Eight class action lawsuits have now been filed in the wake of the case. The breach involved the theft of unencrypted computer tapes containing personal information, including Social Security numbers, but not financial data, about TRICARE beneficiaries, officials with the military health program said last year. The tapes were stolen from the parked car of an employee of TRICARE contractor Science Applications International Corp. The employee was responsible for transporting tapes between federal facilities in San Antonio, an SAIC spokesman said last year (see: TRICARE Breach Notification in Works).

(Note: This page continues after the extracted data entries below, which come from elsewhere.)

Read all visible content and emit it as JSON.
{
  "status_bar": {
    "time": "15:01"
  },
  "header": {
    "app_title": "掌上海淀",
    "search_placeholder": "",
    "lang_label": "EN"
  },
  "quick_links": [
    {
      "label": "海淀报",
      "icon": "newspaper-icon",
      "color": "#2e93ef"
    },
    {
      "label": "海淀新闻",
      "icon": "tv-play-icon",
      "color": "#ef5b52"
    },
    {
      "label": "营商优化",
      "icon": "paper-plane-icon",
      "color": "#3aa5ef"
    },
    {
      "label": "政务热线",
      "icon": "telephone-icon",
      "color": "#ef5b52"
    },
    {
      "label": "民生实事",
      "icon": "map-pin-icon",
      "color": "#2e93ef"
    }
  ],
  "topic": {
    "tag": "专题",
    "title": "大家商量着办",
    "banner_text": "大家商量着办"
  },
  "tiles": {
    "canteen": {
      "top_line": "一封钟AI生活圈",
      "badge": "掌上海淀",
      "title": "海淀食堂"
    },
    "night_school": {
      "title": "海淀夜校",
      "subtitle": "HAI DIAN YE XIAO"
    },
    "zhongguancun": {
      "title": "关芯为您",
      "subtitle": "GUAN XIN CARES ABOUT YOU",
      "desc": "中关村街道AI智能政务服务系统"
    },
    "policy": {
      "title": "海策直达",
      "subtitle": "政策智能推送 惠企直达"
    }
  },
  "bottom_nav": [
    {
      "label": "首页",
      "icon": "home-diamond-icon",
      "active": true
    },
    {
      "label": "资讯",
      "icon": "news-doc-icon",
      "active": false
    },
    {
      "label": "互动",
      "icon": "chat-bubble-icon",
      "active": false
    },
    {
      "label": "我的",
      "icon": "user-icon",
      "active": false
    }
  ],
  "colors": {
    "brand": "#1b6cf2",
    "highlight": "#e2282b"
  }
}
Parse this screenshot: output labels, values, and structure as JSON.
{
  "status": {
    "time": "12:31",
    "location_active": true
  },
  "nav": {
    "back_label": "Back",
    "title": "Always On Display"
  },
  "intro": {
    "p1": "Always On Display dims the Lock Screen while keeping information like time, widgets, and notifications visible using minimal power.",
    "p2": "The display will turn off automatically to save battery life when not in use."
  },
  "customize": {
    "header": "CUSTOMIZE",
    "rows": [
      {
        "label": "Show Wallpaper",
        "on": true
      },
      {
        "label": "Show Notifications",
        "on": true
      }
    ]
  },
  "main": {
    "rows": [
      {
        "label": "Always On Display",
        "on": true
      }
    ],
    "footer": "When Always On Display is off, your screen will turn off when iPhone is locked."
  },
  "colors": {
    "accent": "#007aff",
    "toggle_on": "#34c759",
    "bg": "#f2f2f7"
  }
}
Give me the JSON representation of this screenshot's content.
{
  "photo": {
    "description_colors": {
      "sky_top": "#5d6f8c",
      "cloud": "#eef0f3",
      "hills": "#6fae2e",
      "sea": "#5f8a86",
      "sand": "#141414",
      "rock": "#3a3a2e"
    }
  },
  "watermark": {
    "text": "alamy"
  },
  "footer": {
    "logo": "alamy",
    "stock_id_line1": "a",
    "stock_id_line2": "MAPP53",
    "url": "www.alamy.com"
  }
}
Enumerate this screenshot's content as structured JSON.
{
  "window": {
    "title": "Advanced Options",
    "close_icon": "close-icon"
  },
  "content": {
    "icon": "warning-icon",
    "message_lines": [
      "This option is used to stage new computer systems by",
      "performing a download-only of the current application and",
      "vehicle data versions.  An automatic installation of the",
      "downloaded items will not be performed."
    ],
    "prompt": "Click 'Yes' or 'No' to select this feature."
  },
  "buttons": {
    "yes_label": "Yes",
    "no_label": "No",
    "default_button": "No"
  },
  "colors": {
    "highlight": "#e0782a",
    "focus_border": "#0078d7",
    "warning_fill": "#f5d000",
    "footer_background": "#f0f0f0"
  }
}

On March 8, SAIC filed a request to have all eight lawsuits consolidated into one. Attorneys involved in five cases filed in Washington, D.C., also are seeking to consolidate those cases. The website NextGov.com was the first to post the latest filings in the case.
The amended complaint in the original case, Virginia E. Gaffney, et al. v. TRICARE Management Activity et al., provides details on five individuals affected by the TRICARE breach who reported they were victims of financial fraud. For example, one victim reported her credit card was cancelled due to suspicious activity shortly after the breach. Four others reported fraudulent charges on their credit or debit cards in the weeks after the breach. And two of those also reported unauthorized charges on their bank accounts.
The complaint also includes new allegations about the nature of the breach, contending the thieves were "specifically targeting the confidential information contained on the backup tapes ..."
The backup tapes were left in an SAIC employees' 2003 Honda Civic, which was parked for most of the day Sept. 12, 2011, "in a parking garage of an upscale office building with 24-hour security in downtown San Antonio," the complaint states. "The parking garage where the security breach took place contained many cars that were far more valuable than the 2003 Honda Civic. Yet the thief or thieves, who went to great effort to avoid security, did not break into any of the luxury cars in the garage, targeting instead the relatively inexpensive car containing the confidential data."
A police report about the incident said the car was broken into by breaking a vent window. Also taken in the break-in, according to the report, were a radio/CD player and a GPS unit.
Based on the total number of individuals affected, the TRICARE breach is the largest so far on the federal tally of major breaches reported since the HIPAA breach notification rule took effect in September 2009.